The example here is about the operation that you perform over the API. What we were trying to capture with the serviceType property was the protocol used. If I look into the links on that page, then they are mostly REST services.

An eventing API would be an asynchronous service for publishing or subscribing to a type of event, for example, NHS Digital Vaccination Events - FHIR, as it uses a publish subscribe mechanism to publish vaccination event information.

This would be captured by the EVENT value given to the serviceType field.

It would be possible to capture a finer grained taxonomy of service types, for example you could capture that FHIR is a type of EVENT service or similarly for the OGC geospatial services which are now mostly REST offerings.

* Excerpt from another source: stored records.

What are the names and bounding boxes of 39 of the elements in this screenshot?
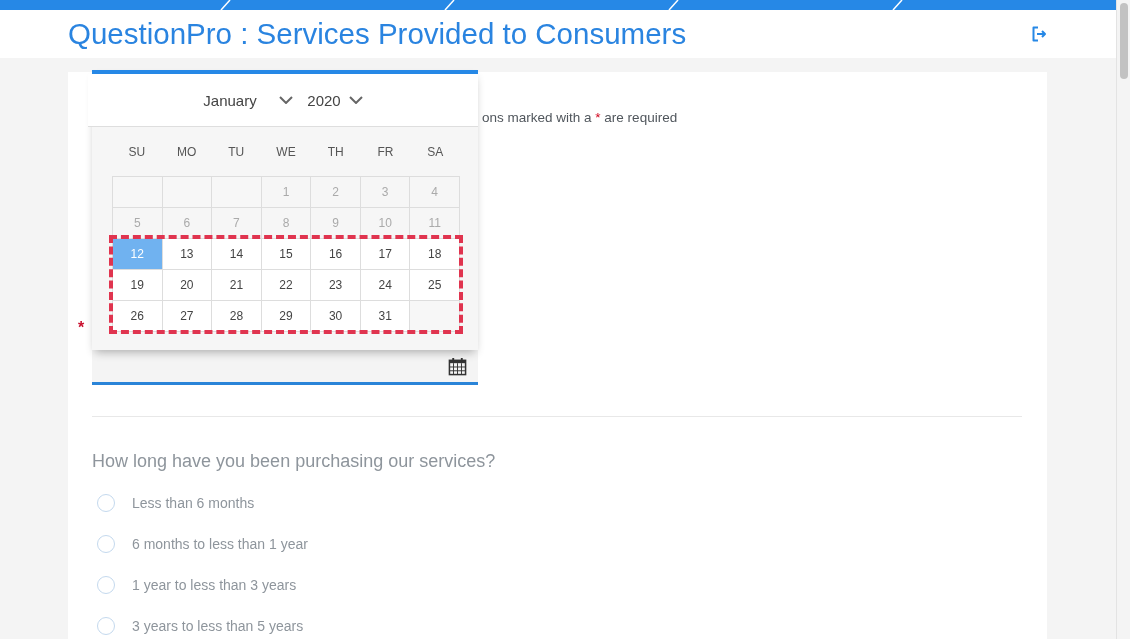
calendar-day[interactable]: 27 [162,301,213,332]
weekday-label: SU [128,144,146,159]
year-dropdown[interactable]: 2020 [307,89,363,111]
calendar-day[interactable]: 19 [113,270,163,301]
weekday-label: TU [228,144,245,159]
weekday-label: MO [176,144,197,159]
calendar-day[interactable]: 26 [113,301,163,332]
calendar-day[interactable]: 25 [410,270,460,301]
calendar-day[interactable]: 16 [311,239,361,270]
weekday-label: TH [327,144,344,159]
calendar-day[interactable]: 15 [261,239,312,270]
weekday-label: SA [427,144,444,159]
calendar-day[interactable]: 14 [212,239,262,270]
calendar-day[interactable]: 31 [360,301,411,332]
calendar-day[interactable]: 28 [212,301,262,332]
exit-icon[interactable] [1031,26,1047,42]
question-text: How long have you been purchasing our services? [92,450,496,473]
calendar-day[interactable]: 30 [311,301,361,332]
calendar-icon[interactable] [448,356,467,376]
calendar-day[interactable]: 29 [261,301,312,332]
calendar-day[interactable]: 24 [360,270,411,301]
calendar-day[interactable]: 18 [410,239,460,270]
required-asterisk: * [78,320,85,336]
calendar-day[interactable]: 21 [212,270,262,301]
calendar-day[interactable]: 22 [261,270,312,301]
weekday-label: WE [276,144,296,159]
scrollbar-thumb[interactable] [1119,3,1128,79]
scrollbar[interactable] [1116,0,1130,639]
chevron-down-icon [348,96,363,104]
calendar-day[interactable]: 13 [162,239,213,270]
month-dropdown[interactable]: January [203,89,294,111]
required-note: ons marked with a * are required [482,109,678,127]
calendar-day[interactable]: 20 [162,270,213,301]
calendar-day[interactable]: 23 [311,270,361,301]
chevron-down-icon [279,96,294,104]
survey-title: QuestionPro : Services Provided to Consumers [68,17,687,51]
weekday-label: FR [377,144,394,159]
calendar-day[interactable]: 17 [360,239,411,270]
date-input-field[interactable] [92,350,478,385]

For the first instance of the exchange model we decided to keep things simple and see whether it satisfied the use cases of the Data Marketplace. It was a tradeoff of expressivity against ease

I think the thrust of the metadata standard is toward the first type as a means of delivering a dataset to a consumer. For the purposes of the data marketplace (DM) we need to consider all types of API. Therefore it makes sense for the DM to define additional attributes for APIs outwith the metadata standard. Given this would be DM specific it makes sense not to extend the metadata standard to accommodate this wider definition of APIs.

I think that the metadata model is predominantly there to support the data marketplace, but it is a balancing act of expressivity vs the resource required by providers to supply that data vs the needs of consumers to be able to exploit the metadata.